BEFORE the festive season, I urged people in a writers’ group to describe what they did during the holidays – as an exercise in writing. Here is mine.
On Christmas Day, I stayed at home. I used the time to rest and read a bit. I also wrote some items for the children’s magazine that I help with.
At about 4pm, I took a walk down the road just to sweat a bit.
In the evening, after a simple meal, I listened to music and read a bit.
Outside our driveway, some neighbours, mainly males, were drinking and singing songs.
At most times, they were out of tune. Someone found a guitar and played for them. The guitarist was strumming very well … but the voices were still way out of tune. But that did not dampen their enthusiasm to sing.
They sang songs in the Hula language, Motu and then someone sang a famous Sepik song about a certain love of the singer.
By the way the songs were sung, you could tell that the group was made up of young men from all over Papua New Guinea.
Someone among them also set off some fireworks to the delight of the children who were moving around the houses.
My longer walking exercise was the one I made the day before.
On December 24 (an off day for me), just after midday, I took a walk from Waigani Service Station along the Waigani Drive to Vision City shopping mall.
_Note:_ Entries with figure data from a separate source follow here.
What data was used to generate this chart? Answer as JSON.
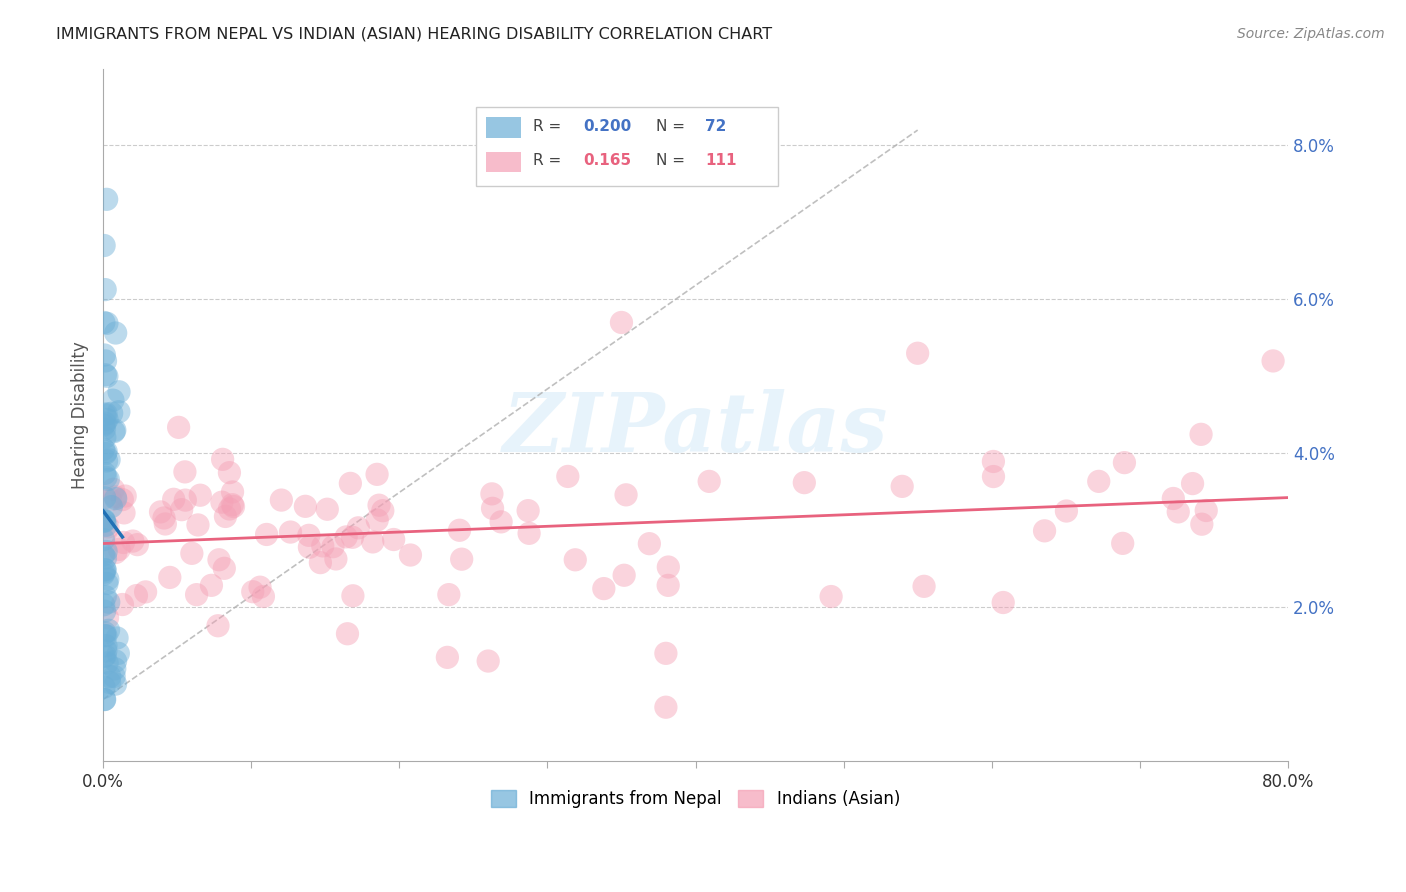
{
  "title": "IMMIGRANTS FROM NEPAL VS INDIAN (ASIAN) HEARING DISABILITY CORRELATION CHART",
  "source": "Source: ZipAtlas.com",
  "ylabel": "Hearing Disability",
  "xlim": [
    0,
    0.8
  ],
  "ylim": [
    0,
    0.09
  ],
  "xticks": [
    0.0,
    0.1,
    0.2,
    0.3,
    0.4,
    0.5,
    0.6,
    0.7,
    0.8
  ],
  "xticklabels": [
    "0.0%",
    "",
    "",
    "",
    "",
    "",
    "",
    "",
    "80.0%"
  ],
  "yticks_right": [
    0.02,
    0.04,
    0.06,
    0.08
  ],
  "yticklabels_right": [
    "2.0%",
    "4.0%",
    "6.0%",
    "8.0%"
  ],
  "nepal_R": "0.200",
  "nepal_N": "72",
  "indian_R": "0.165",
  "indian_N": "111",
  "nepal_color": "#6baed6",
  "indian_color": "#f4a0b5",
  "nepal_line_color": "#2171b5",
  "indian_line_color": "#e8627e",
  "dashed_line_color": "#b0b0b0",
  "watermark": "ZIPatlas",
  "grid_color": "#cccccc"
}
I had long pants on, a Polo Shirt, my KT-26 sandshoes (or sneakers#) and I wore a cap.
It took me about twenty minutes to walk that 1.5km stretch of road. The sun was not too hot and it was a nice walk.
(Note: When it is holiday time, and if I am not occupied with anything, I try to walk and sweat a bit. I do not play any sport nowadays and therefore walking is the best exercise for me. That is good for my health.)
When I arrived at the VC mall, I went to the ATM place at the top floor to check for some cash. (Unfortunately, the money that my employer promised was not deposited. People with the other main commercial bank got their money but we, those who bank with Westpac, had to wait … for almost a week! Yes, that is unbelievable – and is another story!)
At VC top floor, I saw a big group of young people hanging around the games area while others were waiting to get into the cinema or checking on what movies were going to be screened.
Then I walked down to the ground floor and made my way to the supermarket.
There were a lot of people there buying food and other items that I think would be used for special Christmas parties. Others were buying those special hampers.
I went for the drinks section and picked up a 500mL bottled water, paid for it and walked out again.
The place was filled with people.
I planned to catch the bus or a cab back to Waigani but decided against that and walked back.
However, instead of walking all the way to the traffic lights near Kone Tigers oval, I went through the Games Village Police Barracks*.
The hilly climb was a good challenge for me.
When I got back home, I noticed that my whole journey to VC and back took about an hour.
I refreshed myself and had a nap.
Photo: Sipping this coffee and reading a book on Computer Programming in the early hours of New Year's day.
NEW YEAR’S EVE AND DAY
On Tuesday, December 31 (an off day for me), the day before the New Year, I stayed at home and continued writing items for the children’s magazine.
At about 4pm, I walked to the service station (gas station#) and bought some food, some phone credits and a packet of sausages. Instead of catching a bus, I walked all the way back to my place … yes, that was good exercise, the 1km walk.
When I got back, I did some stuff and then refreshed myself and had a rest.
A colleague who shared the place with me was not back.
When I woke up later in the evening, I could hear our neighbours – especially the children – were up and about and playing. And the colleague was back from his trip to help some organisation’s CEO move some of his items to a new residence.
I cooked some rice and fried the sausages with onion.
When the food was just about ready, the clock struck midnight and the fireworks began. (People came out of their houses and looked towards Lamana Hotel hoping to catch a glimpse of what they would be shooting up.)
That someone among the neighbours set off his fireworks again while others outside our yard did the same.
A child was calling: “Hey, Uncle, it is beautiful. Do another one! Do another one!”
A bit after 12.30am, I served the food and we ate.
I had a number of packet of three-in-one coffee sachets and heated up the water for coffee.
From then on, I went into the bedroom and read a bit while sipping coffee.
One of the books I read was “Introduction to C Programming” by Rob Miles, something I picked up from the internet. That is in line with one of my goals this year – to learn about Computer Programming or Computer Coding. (I know that we can use computer technology to help children learn English, Maths, French or other subjects.)
There is one more important thing I did that morning … but I will tell you in the next post. It is about fixing up the wall in my bedroom.
*Games Village was built to accommodate athletes and officials participating in the 1991 South Pacific Games staged here in PNG. It is now a Police Barracks. The new Games Village for the 2015 XIV Pacific Games will be on the hills next to the University of Papua New Guinea campus. It will be brand new.
#I am providing the American English equivalents of certain words for the benefit of those who are used to that type of English.